Jumawan menyampaikan, Konservasi Penyu Nagaraja Cilacap, yang terdiri atas 10 orang, selama setahun terakhir telah menetaskan dan melepasliarkan 32 penyu lekang di Pantai Sodong. Pantai Sodong memang menjadi salah satu tempat pendaratan penyu untuk bertelur.
”Saat ini ada empat sarang lagi yang nanti diperkirakan 7 September sudah menetas. Kehadiran penyu menandakan alamnya masih bagus dan bersih,” katanya. Oleh karena itu, lanjut Jumawan, konservasi dibutuhkan karena ancaman perburuan telur penyu masih ada. ”Telur penyu bisa diperdagangkan sekitar Rp 6.000 per butir,” katanya.
Ketua Masyarakat Mitra Polhut (MMP) Pandu Nusa Buana Balai Konservasi Sumbar Daya Alam (BKSDA) Resort Kawasan Cilacap Tarmuji menyampaikan, dari sejumlah temuan bangkai penyu di pesisir Cilacap, sudah ada tiga bangkai yang diperiksa atau dilakukan nekropsi oleh tim dokter. ”Setelah diperiksa, tidak ada sampah atau kontaminasi zat-zat tertentu di dalam penyu,” kata Tarmuji.
Para nelayan juga tidak ada yang melaporkan jaringnya tersangkut penyu lalu dilepaskan lagi. Diduga banyak penyu yang mati akibat faktor alam. Gelombang besar dan arus yang kencang bisa menyebabkan kematian penyu. ”Juni-Juli-Agustus angin benar-benar kencang dari arah timur. Gelombang besar dan arus deras. Itu bisa berpengaruh. Ketinggian gelombang bisa mencapai 3-4 meter dan kecepatan air bisa 60-70 knot,” katanya.

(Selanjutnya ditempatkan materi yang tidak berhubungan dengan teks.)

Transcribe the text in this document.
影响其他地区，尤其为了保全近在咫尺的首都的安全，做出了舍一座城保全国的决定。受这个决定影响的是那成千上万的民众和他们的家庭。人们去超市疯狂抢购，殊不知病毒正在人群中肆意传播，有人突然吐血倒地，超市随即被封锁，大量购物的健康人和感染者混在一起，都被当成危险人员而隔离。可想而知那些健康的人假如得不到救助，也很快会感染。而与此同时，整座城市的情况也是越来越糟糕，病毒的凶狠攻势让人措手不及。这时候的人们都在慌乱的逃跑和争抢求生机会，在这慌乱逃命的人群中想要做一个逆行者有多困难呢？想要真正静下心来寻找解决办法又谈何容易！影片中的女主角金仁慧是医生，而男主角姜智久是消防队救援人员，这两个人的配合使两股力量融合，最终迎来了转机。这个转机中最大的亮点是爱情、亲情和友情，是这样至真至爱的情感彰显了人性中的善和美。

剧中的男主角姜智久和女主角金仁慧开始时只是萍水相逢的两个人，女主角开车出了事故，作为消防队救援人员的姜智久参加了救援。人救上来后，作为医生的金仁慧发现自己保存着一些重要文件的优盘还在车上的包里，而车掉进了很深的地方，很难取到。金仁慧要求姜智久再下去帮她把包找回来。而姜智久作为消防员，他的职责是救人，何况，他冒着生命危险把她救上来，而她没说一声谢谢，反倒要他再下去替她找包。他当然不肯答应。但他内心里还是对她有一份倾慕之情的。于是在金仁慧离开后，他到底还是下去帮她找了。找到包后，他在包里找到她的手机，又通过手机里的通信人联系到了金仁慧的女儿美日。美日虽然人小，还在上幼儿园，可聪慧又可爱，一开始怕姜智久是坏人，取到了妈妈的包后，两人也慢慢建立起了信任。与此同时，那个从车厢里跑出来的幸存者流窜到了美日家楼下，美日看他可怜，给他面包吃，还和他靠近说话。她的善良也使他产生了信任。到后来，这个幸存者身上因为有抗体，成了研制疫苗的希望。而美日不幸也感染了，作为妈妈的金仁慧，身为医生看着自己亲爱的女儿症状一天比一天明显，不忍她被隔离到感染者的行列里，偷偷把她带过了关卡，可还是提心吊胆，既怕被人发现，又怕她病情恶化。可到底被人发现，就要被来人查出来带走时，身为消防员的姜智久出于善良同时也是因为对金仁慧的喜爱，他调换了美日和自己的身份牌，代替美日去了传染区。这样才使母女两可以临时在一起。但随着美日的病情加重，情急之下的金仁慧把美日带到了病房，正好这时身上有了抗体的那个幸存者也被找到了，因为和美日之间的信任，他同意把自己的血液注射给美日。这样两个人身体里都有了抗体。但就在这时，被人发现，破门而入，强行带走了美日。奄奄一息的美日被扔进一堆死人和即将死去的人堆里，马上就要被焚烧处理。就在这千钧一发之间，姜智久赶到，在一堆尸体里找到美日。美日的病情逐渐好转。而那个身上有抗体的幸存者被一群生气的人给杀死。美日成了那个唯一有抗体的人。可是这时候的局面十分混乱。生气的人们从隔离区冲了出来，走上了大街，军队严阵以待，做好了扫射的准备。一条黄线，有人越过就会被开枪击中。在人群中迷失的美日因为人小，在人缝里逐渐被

Saat dihubungi secara terpisah, pengendali Ekosistem Hutan Muda BKSDA Provinsi Jawa Tengah, Budi Ambong, menyampaikan, penemuan bangkai penyu secara berturut-turut hingga sembilan kali itu mengindikasikan ada pencemaran. VMungkin ekosistemnya tercemar. Pasti di habitatnya ada yang tidak beres, harus ditemukan cemarnya apa, kok mati,” kata Budi.
Budi menyampaikan, untuk mencari penyebabnya, diperlukan penelusuran di sekitar kawasan tersebut apakah ada pabrik yang membuang limbah berbahaya ke sungai atau lautan. ”Perlu diketahui lokasi penemuan di mana, dekatnya apakah ada pabrik atau ada yang membuang limbah sehingga bahan aktif pencemarannya dapat diketahui,” katanya.